Process explanation requires more structure
Every money management firm my financial communications and sales marketing consulting firm has worked with has had an investment process. However, not every portfolio manager had recognized from the outset what all of the steps actually were, and, importantly, the order in which the steps occur in running the strategy (e.g., you can’t make a step 2 decision until you have first made a step 1 decision). And if this is not explicitly clear in the portfolio manager’s head it never is clear in the mind of her salesperson.
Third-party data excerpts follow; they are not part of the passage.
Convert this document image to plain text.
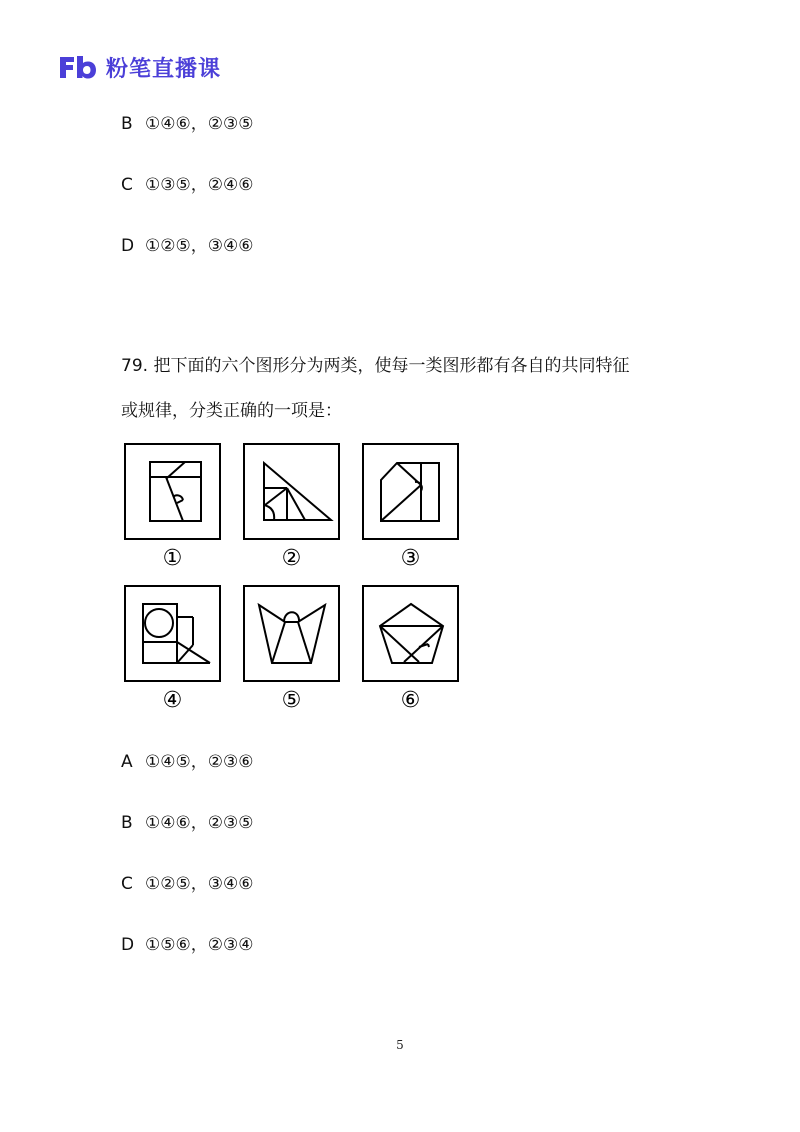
粉笔直播课
B ①④⑥，②③⑤
C ①③⑤，②④⑥
D ①②⑤，③④⑥
79. 把下面的六个图形分为两类，使每一类图形都有各自的共同特征
或规律，分类正确的一项是：
①	②	③
④	⑤	⑥
A ①④⑤，②③⑥
B ①④⑥，②③⑤
C ①②⑤，③④⑥
D ①⑤⑥，②③④
5
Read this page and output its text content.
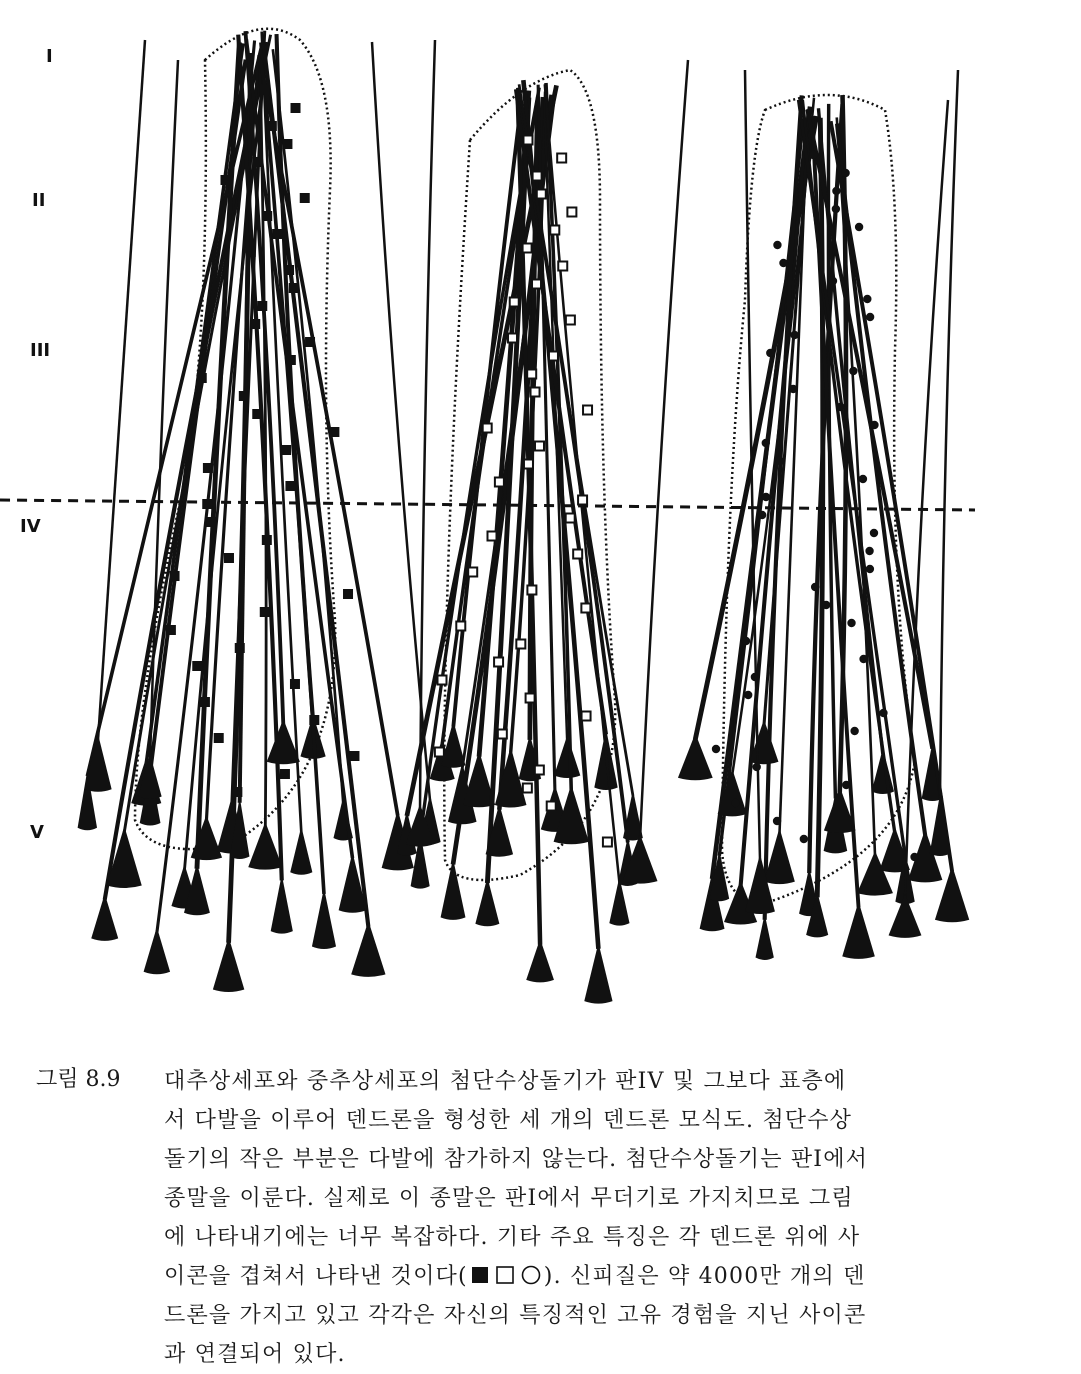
I
II
III
IV
V
그림 8.9 대추상세포와 중추상세포의 첨단수상돌기가 판IV 및 그보다 표층에
서 다발을 이루어 덴드론을 형성한 세 개의 덴드론 모식도. 첨단수상
돌기의 작은 부분은 다발에 참가하지 않는다. 첨단수상돌기는 판I에서
종말을 이룬다. 실제로 이 종말은 판I에서 무더기로 가지치므로 그림
에 나타내기에는 너무 복잡하다. 기타 주요 특징은 각 덴드론 위에 사
이콘을 겹쳐서 나타낸 것이다(	). 신피질은 약 4000만 개의 덴
드론을 가지고 있고 각각은 자신의 특징적인 고유 경험을 지닌 사이콘
과 연결되어 있다.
To prevent this sales marketing communications problem from happening in your meetings with prospective investors, your investment firm needs to work out on paper the investment process its portfolio manager follows in running the fund’s basket of holdings. Next, the firm needs to craft what intro and outro investment process storyline content elements link one investment process step with the next. These very points need to appear in print in what my firm refers to as the long version storyline explanation about strategy implementation. (This paragraph form content requires an additional marketing collateral leave-behind document that is separate from the flipchart pitchbook or one-page backgrounder.) Then, this investment process storyline communication needs to be taught to the salespeople and rehearsed out loud by both the portfolio manager and the salespeople. With such advance planning your firm will find itself better equipped to out-market competitors because you, unlike they, will be able to deliver a cogent, compelling and linear explanation about how you invest — even when you get interrupted.